Dynamic characterization of volatile and non-volatile profiles during Toona sinensis microgreens growth in combination with chemometrics

Abstract

Toona sinensis microgreens (TSM) are popular for their aroma similar to Toona sinensis buds (TSB). This study characterized TSM across four developmental stages: sprout-appearing (M1), apical hook opening (M2), cotyledon unfolding and expansion (M3), and fully opened cotyledons (M4). Eighty-two volatile organic compounds (VOCs) were identified, with nineteen VOCs serving as key discriminators. Total VOC content increased during TSM development, with volatile sulfur compounds (VSCs) accounting for 71 %–81 %. Ter-4 (β-Cyclocitral), Ter-23 (α-Selinene) and Sul-13 (3-(Methylthio) propanoic acid ethyl ester) played a crucial role in balancing the overpowering odor-induced VSCs in M4. A total of 888 non-volatile metabolites were identified. Lipids, amino acids, phenolic acids, and flavonoids were the major components and regulated during TSM growth. Twenty-three non-volatile compounds were identified as potential biomarkers in M1, M2, and M4. Copaene, τ-cadinol, 2,3-dihydroxy-3-methylbutanoic acid, 9,10,11-trihydroxy-12-octadecenoic acid and 1-O-caffeoyl-β-d-glucose were screened as hub metabolites, making M1 stage had a woody, herbal aroma and potential bio-activities. Terpenoid (cis- and trans-caryophyllene, ursolaldehyde, sendanolactone, melianone lactone, meliasenin B) accumulation peaked at the M2 stage. Furthermore, cis- and trans-caryophyllene along with the only ester (10-Hydroxydecanoic acid, methyl ester), three dipeptides (L-leucyl-L-phenylalanine, Lysine-phenylalanine and Cyclo (Proline-Valine)) of M2 offered better sensory expectations for consumers.
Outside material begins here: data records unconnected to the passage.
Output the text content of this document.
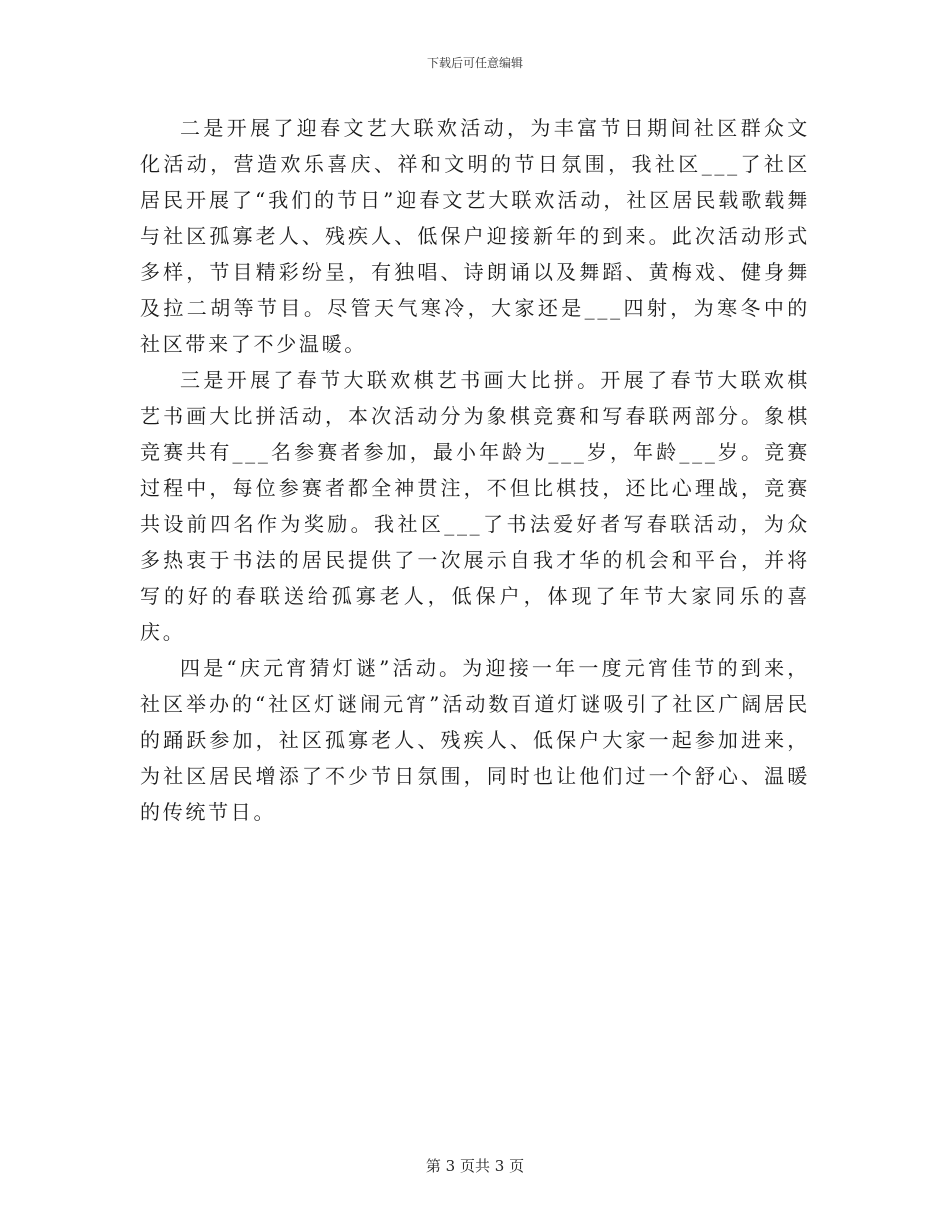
下载后可任意编辑

二是开展了迎春文艺大联欢活动，为丰富节日期间社区群众文化活动，营造欢乐喜庆、祥和文明的节日氛围，我社区___了社区居民开展了“我们的节日”迎春文艺大联欢活动，社区居民载歌载舞与社区孤寡老人、残疾人、低保户迎接新年的到来。此次活动形式多样，节目精彩纷呈，有独唱、诗朗诵以及舞蹈、黄梅戏、健身舞及拉二胡等节目。尽管天气寒冷，大家还是___四射，为寒冬中的社区带来了不少温暖。

三是开展了春节大联欢棋艺书画大比拼。开展了春节大联欢棋艺书画大比拼活动，本次活动分为象棋竞赛和写春联两部分。象棋竞赛共有___名参赛者参加，最小年龄为___岁，年龄___岁。竞赛过程中，每位参赛者都全神贯注，不但比棋技，还比心理战，竞赛共设前四名作为奖励。我社区___了书法爱好者写春联活动，为众多热衷于书法的居民提供了一次展示自我才华的机会和平台，并将写的好的春联送给孤寡老人，低保户，体现了年节大家同乐的喜庆。

四是“庆元宵猜灯谜”活动。为迎接一年一度元宵佳节的到来，社区举办的“社区灯谜闹元宵”活动数百道灯谜吸引了社区广阔居民的踊跃参加，社区孤寡老人、残疾人、低保户大家一起参加进来，为社区居民增添了不少节日氛围，同时也让他们过一个舒心、温暖的传统节日。

第 3 页共 3 页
Sulfur metabolism was the most significant biological process in M4 compared to other stages, as all hub metabolites in M4 were VSCs and precursors related to VSC biosynthesis. These results provide insights into metabolic changes across TSM growth, offering valuable information for optimizing its cultivation and utilization.